A review by dilemma
Gimme a Call by Sarah Mlynowski

2.0

I would not go so far as to say this book was horrible, or even bad necessarily, but I can't say I enjoyed it. I picked this book up because, although it was 300 pages, it seemed like it would be quick to read, and I am attempting to read a book every day next week and needed something fast. I decided to just read it now instead of waiting until next week because I finished my other library books and needed something to read.

I remember thinking the premise was relatively interesting when it first came out, when someone mentioned the book to me or something. The way whoever it was describe it to me made it sound infinitely more interesting than it actually was. The plot itself wasn't excessively awful, but I feel like a lot more nuances of the whole talking to your past self thing should have been stipulated, because I felt sort of cheated out of some good time travel-like problems that they would have faced.
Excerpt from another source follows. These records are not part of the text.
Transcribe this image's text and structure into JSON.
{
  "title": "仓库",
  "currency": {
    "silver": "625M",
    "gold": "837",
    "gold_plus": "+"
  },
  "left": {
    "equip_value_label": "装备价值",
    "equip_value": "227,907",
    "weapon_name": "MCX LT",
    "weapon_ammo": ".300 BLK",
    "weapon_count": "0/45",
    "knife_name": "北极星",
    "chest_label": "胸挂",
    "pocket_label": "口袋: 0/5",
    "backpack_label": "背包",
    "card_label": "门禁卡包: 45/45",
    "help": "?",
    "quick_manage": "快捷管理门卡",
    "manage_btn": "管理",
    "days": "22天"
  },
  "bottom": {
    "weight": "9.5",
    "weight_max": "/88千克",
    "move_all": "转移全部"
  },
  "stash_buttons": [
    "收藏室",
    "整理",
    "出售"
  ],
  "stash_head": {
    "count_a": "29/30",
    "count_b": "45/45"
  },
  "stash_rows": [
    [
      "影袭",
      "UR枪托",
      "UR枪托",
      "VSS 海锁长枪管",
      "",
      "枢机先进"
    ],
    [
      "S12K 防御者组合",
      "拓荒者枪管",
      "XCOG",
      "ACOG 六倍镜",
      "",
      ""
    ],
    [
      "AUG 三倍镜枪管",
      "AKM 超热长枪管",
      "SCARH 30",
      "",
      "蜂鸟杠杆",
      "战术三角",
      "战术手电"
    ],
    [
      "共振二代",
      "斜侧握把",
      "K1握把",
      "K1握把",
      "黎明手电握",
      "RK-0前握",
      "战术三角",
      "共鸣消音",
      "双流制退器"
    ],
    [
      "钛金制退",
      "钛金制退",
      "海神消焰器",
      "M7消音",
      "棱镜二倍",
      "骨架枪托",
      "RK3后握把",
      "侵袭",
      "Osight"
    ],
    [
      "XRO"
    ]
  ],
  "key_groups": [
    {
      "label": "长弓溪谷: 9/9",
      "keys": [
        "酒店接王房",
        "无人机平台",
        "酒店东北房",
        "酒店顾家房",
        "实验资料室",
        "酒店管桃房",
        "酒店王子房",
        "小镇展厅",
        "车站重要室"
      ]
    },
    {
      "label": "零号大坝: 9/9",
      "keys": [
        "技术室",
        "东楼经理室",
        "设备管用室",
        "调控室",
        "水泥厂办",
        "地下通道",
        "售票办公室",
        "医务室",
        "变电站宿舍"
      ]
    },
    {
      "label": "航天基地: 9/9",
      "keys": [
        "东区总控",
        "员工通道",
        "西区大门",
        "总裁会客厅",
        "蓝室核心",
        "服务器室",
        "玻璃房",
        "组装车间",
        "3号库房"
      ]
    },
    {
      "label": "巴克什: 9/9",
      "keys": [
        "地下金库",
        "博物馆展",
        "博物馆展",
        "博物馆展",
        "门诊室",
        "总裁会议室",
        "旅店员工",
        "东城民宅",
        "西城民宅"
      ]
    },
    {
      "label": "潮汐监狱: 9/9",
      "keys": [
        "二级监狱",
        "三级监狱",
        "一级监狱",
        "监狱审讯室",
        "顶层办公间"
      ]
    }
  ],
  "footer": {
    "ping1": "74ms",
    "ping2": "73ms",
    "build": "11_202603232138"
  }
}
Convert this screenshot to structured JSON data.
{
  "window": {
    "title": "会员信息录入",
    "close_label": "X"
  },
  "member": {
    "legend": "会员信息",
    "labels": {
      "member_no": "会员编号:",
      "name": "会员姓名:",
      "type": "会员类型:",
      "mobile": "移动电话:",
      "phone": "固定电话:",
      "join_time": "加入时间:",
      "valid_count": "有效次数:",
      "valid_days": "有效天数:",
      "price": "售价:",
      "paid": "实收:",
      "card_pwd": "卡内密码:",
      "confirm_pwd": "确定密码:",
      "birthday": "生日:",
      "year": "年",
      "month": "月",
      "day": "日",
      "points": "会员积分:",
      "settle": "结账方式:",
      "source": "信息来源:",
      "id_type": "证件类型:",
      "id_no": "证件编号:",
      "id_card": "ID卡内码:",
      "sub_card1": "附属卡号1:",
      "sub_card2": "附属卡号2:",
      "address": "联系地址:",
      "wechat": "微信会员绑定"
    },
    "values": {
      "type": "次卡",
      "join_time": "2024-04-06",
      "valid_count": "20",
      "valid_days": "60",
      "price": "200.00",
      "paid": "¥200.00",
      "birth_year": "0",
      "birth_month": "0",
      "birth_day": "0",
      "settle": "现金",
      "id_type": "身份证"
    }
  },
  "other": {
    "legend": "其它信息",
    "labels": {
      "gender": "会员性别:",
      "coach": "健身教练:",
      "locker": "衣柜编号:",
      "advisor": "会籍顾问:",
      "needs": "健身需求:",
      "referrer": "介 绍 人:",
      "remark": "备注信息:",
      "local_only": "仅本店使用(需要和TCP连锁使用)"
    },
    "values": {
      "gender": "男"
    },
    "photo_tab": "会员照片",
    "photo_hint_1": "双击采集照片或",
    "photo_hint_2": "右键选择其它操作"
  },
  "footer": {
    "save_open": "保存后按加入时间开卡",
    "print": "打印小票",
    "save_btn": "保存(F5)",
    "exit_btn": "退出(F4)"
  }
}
The writing was very bland and juvenile and kind of dumb, like it could have been marketed for a twelve-year-old, maybe, the way it was written. I thought the way the moral was presented was kind of cliche, as was the moral itself: live life in the present, don't dwell on the past, and don't worry too much about the future. It was extremely obvious that this was going to be the moral at the beginning of the book, and there was little reinforcement or enrichment to that theme throughout the book to make it more layered and complex. The story was so predictable that the act of reading the book seemed almost futile in that I spent 300 pages getting to a final message that I already knew was coming at the beginning.

I probably would have enjoyed this book when I was eleven, maybe, and I guess I can't really criticize it too much because it is marketed maybe toward younger kids, who don't have my expectations and pretension.